Film Review: Shadowplay

★★☆☆☆

After his girlfriend is killed in a brutal attack, former boxer and paramedic Jan (Milan Ondrík) falls into profound despair. Exploring themes of guilt, masculinity and justice, boxing-inflect crime film from Slovakian director Peter Bebjak shows much promise, but fails to coalesce into a coherent vision.

After a promising first act, Shadowplay falls into the trap that a lot of gritty crime dramas do in using handheld, close up camera work and dingy lighting as a substitute for intimacy lacking elsewhere. It’s not a problem with the performances: Ondrík as the lead brings depth and pathos to a protagonist who on paper is pretty unlikeable, while Michal (Hynek Cermák) fills out the thankless best friend-mentor role admirably.

The procedural crime element of the script moves along well enough too, with Vladimír Javorský giving good beleaguered Euro cop as Detective Dvorák, especially with a second act wrinkle that adds a complication to his attempts to nail Eva’s (Dominika Zeleníková) killer.
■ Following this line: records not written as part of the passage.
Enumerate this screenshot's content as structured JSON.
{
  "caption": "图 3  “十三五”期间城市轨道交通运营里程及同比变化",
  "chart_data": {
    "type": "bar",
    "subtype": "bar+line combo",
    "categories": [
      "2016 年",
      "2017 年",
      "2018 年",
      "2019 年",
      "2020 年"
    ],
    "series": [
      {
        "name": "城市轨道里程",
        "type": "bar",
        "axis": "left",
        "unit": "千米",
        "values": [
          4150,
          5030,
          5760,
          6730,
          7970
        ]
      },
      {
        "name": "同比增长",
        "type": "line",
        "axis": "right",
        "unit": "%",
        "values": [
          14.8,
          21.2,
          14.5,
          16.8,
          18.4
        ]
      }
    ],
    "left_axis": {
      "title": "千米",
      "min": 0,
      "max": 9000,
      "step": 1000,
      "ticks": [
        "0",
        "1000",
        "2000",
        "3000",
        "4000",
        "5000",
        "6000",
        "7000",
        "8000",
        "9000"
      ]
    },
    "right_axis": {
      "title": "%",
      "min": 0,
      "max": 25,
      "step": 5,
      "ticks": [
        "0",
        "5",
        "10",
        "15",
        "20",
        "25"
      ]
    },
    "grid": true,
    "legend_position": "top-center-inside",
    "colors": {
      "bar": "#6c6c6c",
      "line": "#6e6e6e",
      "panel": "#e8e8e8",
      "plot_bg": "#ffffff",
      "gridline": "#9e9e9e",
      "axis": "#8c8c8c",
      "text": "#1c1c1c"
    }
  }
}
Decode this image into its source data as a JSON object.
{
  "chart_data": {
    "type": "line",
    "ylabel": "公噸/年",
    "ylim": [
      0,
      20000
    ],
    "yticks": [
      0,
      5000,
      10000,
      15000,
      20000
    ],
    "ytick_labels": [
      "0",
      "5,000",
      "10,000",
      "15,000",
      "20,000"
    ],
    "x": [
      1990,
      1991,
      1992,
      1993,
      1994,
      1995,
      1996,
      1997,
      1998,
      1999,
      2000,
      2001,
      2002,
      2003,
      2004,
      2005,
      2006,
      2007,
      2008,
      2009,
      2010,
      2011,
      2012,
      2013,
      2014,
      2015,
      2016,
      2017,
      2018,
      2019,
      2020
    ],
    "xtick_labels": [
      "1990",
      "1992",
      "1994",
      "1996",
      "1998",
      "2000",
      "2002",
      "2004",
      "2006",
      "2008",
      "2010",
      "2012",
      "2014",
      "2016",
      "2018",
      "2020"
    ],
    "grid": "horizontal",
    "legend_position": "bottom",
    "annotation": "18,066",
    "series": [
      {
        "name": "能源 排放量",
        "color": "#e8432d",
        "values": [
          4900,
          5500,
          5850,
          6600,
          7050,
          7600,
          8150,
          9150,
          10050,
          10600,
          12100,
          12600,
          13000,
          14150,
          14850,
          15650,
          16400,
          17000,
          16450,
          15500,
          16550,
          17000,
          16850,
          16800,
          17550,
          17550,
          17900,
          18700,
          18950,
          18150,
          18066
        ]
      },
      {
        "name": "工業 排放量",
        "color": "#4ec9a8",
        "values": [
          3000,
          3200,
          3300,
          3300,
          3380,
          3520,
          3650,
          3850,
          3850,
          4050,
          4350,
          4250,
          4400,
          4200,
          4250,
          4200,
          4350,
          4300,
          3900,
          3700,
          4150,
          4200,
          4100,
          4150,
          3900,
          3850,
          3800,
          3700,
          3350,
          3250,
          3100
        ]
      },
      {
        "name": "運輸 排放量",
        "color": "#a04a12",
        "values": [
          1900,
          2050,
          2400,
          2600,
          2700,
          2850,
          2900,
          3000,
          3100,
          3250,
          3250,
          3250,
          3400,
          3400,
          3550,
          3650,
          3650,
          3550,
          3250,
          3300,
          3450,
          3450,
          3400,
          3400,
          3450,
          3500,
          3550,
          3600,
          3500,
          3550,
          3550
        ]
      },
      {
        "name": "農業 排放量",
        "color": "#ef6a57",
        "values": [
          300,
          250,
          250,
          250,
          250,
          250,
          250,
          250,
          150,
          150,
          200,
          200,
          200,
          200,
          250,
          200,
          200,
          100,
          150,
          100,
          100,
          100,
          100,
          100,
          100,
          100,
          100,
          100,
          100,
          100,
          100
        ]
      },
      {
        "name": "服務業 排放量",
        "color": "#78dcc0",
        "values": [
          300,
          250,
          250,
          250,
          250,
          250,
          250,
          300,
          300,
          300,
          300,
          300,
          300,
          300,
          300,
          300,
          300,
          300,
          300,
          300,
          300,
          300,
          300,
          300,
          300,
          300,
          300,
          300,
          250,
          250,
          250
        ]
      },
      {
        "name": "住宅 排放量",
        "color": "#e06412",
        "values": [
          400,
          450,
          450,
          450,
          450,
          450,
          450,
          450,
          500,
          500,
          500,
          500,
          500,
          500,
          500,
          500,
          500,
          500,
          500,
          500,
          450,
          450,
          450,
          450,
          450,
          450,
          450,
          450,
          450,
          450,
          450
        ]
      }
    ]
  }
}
No, there’s something deeper at play that feels off, a cruelty to the film that never resolves into redemption or understanding. Robert (Jan Jankovský) is truly horrible as Eva’s killer, his face a contorted mask of malice and vicioucness. But that’s all he is: there’s no attempt at humanity behind that mask or any dimension beyond the horrid object of hatred that he represents for Jan.

Shadowplay’s women – the two there are to speak of – are by far the script’s most underwritten elements. Though the film starts out fairly strongly, alarm bells ring when it’s clear that not only is Eva’s sole function the old dying to motivate the male protagonist cliché, but she is also going to die in the most gratuitously violent way possible. Isn’t it enough that she is run over and left bleeding and quivering on the street? Does she really need to be abducted and then smashed to pieces inside a van on the motorway? Greta (Leona Sklenickova) provides a potential love interest and protégé for Michal, but disappears in and out of the script too often to make much of an impact.

Bebjak’s film is far from bad and its three-tiered narrative is often compelling, buoyed by fine performances. But its treatment of women and shallow exploration of its themes sadly bring down its initial promise. All this would be easier to forgive if the film had something meaningful to say about toxic masculinity and violence, but sadly in the end, Shadowplay just doesn’t go the distance.